Sementara itu, peneliti ekonomi Khaled Abu Amer mengatakan kepada Al Jazeera Net bahwa “pembukaan kembali cabang bank di Gaza merupakan langkah penting untuk menghidupkan kembali sistem keuangan, tetapi belum cukup untuk mencapai tujuan ekonomi yang diharapkan selama krisis uang tunai masih berlanjut.”
Ia menjelaskan bahwa layanan perbankan tidak dapat berfungsi secara efektif tanpa tersedianya likuiditas yang memungkinkan masyarakat melakukan penarikan dan penyetoran, menambahkan bahwa para pegawai dan pedagang menghadapi kesulitan besar dalam menjalankan pekerjaan dan memenuhi kewajiban harian mereka karena ketiadaan uang tunai.
Abu Amer menegaskan bahwa penyelesaian krisis ini memerlukan intervensi langsung dari Otoritas Moneter dan Kementerian Keuangan untuk mengalirkan uang tunai melalui saluran resmi dan mengoperasikan ATM secara bertahap, disertai kebijakan pengendalian pasar gelap guna memulihkan kepercayaan terhadap sektor perbankan.
Menurut Abu Amer, pemulihan cepat sistem keuangan dan perbankan akan berdampak positif pada proses rekonstruksi yang diperkirakan dimulai bertahap dalam beberapa minggu mendatang, sehingga Otoritas Moneter harus segera bertindak untuk mengaktifkan kembali bank serta memfasilitasi kerja perusahaan konstruksi tanpa hambatan logistik atau administratif.
Sikap Otoritas Moneter
Terkait krisis likuiditas tunai, Otoritas Moneter menegaskan kepada Al Jazeera Net bahwa masalah ini memerlukan serangkaian langkah, termasuk memperoleh banyak izin dan memenuhi kebutuhan di bidang keamanan serta logistik.
Krisis ini akan ditangani secara bertahap seiring membaiknya situasi dan meluasnya proses pengoperasian kembali cabang-cabang bank.

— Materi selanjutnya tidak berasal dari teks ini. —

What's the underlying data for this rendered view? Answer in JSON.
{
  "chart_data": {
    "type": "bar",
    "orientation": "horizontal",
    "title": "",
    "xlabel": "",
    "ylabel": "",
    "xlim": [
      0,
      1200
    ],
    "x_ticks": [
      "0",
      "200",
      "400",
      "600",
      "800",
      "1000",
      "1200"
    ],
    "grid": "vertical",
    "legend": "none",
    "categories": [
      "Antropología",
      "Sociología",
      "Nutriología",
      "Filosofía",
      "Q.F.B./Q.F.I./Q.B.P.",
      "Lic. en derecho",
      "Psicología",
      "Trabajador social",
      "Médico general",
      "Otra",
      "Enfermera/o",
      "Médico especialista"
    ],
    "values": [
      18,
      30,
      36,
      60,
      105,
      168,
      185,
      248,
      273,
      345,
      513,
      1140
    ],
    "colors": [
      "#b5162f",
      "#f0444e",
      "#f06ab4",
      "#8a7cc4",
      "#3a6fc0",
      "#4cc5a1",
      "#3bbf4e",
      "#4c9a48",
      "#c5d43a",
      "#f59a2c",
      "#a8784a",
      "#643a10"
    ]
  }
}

Otoritas Moneter menyatakan, “Kami terus melakukan upaya intensif bekerja sama dengan pihak terkait untuk memastikan masuknya uang tunai ke Gaza dan mengatasi krisis ini yang telah menyebabkan banyak penderitaan bagi warga selama masa perang.”
Mereka menambahkan, “Kami bekerja sama dengan bank-bank untuk menerapkan rencana operasional bertahap yang menjamin tersedianya layanan keuangan bagi masyarakat secara aman dan teratur. Tahap transisi ini dikelola melalui kombinasi langkah lapangan dan pengawasan, dengan tujuan meringankan beban warga, memenuhi kebutuhan perbankan mereka, dan menciptakan kondisi agar siklus kehidupan finansial dapat kembali normal secara bertahap.”